実際、金正恩の妹である与正・朝鮮労働党副部長は、1日に談話を発表し、「われわれの衛星打ち上げが非難されるならば、米国をはじめ既に数千の衛星を打ち上げた国々が全て糾弾されるべきだ」と自国の行動を正当化していた。
「朝鮮半島の安定を目指すなら、米韓の軍事演習による威嚇は逆行している。どうして西側は軍事衝突を避ける行動を取れないのか。結局、残念ながら米国にとっては、緊張を高めることが自国の利益になるからでしょう。特にバイデン政権は武器産業とのつながりが強い。ロシアと中国と北朝鮮を煽れば、その地域の緊張が高まり、周辺国は防衛費を増やす。まさに日本がそうです。しかし、世界は本当にそんな緊張を求めているのかどうか。G7は世界を安定させるための組織だと思っていたが、今は逆に緊張を高めるブロックになってしまっています」(孫崎享氏=前出)
自由主義陣営VS権威主義陣営の「分断」が世界から平和を遠ざける
世界を安定ではなく緊張させるG7に対し、落胆が激しかったのは広島の被爆者たちも同じだった。「広島出身の首相が議長を務めるならば」と期待をかけたのに、「核廃絶」に踏み込まないどころか、平和都市・広島を“政治利用”されたのだから当然だろう。
広島サミット最終日、オンライン会見した日本原水爆被害者団体協議会の事務局長は「核抑止論をもって、核の傘の下で戦争を煽るような会議になった」と怒りに震えていた。今の北朝鮮の行動を見れば、まさにその通りになっている。北朝鮮は岸田の掲げる「核なき世界」など空論だと嗤っているかのようだ。
理想論が駄目だとは言わないが、G7がつくり出す「自由主義陣営VS権威主義陣営」の分断は、明らかに世界から平和を遠ざける。

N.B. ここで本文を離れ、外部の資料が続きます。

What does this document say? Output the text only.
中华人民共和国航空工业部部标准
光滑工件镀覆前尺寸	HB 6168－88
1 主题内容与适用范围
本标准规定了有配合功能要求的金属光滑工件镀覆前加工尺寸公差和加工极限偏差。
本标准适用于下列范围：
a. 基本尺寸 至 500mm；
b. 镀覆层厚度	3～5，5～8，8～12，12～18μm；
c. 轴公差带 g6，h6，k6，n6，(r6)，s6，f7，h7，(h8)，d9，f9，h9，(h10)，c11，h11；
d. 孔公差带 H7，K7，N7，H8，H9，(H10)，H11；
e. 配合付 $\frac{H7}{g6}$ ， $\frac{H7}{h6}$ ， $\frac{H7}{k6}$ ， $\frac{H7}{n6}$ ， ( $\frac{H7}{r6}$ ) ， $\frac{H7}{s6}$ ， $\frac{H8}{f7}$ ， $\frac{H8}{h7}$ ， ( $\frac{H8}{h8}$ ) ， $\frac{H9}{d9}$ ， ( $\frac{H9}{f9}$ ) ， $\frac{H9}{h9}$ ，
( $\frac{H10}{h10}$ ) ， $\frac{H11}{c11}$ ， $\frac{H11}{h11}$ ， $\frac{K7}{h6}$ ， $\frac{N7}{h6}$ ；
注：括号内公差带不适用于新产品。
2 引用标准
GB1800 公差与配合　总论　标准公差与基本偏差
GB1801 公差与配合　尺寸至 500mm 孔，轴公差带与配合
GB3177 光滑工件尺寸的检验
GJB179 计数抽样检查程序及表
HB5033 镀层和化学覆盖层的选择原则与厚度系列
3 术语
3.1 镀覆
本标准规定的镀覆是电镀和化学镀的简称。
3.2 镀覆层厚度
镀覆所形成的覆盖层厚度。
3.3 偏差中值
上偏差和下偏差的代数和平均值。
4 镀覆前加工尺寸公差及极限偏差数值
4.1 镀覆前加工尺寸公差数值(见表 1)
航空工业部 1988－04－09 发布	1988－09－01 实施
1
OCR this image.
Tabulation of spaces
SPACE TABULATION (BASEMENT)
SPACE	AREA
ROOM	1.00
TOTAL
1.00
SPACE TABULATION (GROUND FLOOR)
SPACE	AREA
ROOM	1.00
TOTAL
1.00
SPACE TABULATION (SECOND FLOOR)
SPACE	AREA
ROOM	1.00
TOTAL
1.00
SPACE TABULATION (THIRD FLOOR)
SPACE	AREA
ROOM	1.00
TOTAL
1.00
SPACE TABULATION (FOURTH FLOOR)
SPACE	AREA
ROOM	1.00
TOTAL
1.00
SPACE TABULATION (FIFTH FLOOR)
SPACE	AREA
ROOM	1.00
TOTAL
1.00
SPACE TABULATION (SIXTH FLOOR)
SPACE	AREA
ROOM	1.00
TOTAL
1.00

どんなに「歴史的なサミットだった」と岸田が自画自賛しようが、あれからわずか10日間で、世界はどうなっているか。ウクライナでのロシアの攻撃は続き、首都キーウへは連日の空襲。対するウクライナは反転攻勢のタイミングを計っている。そして、追い込まれる北朝鮮はロシアと中国を後ろ盾に、軍備増強にますます注力していく。「核なき世界」どころか、むしろ「核のボタン」が押される日がどんどん近づいているというのが現実ではないか。
国際ジャーナリストの春名幹男氏は言う。
「広島サミットは一体、何だったのでしょう。『ごまかしのサミット』だったことがどんどん露呈しています。そして、私が考える岸田首相の最大の欺瞞は、対北朝鮮で米韓が合意した『新核戦略』に日本は事実上組み込まれているのに、その一方で『核なき世界』の理想を口にしていることです。サミットでは北朝鮮のことは議論されず、日米韓首脳会談も時間が短すぎて本格的な議論にならなかったので、ひとまず岸田首相は安堵しているでしょうが、拉致問題を抱えている日本は米韓とも立ち位置が異なるはずです」
「被爆地出身」や「ライフワーク」がいかに空疎であり、広島サミットがいかに空虚であったか……。半月も経たないうちに、もう化けの皮が剥がれた。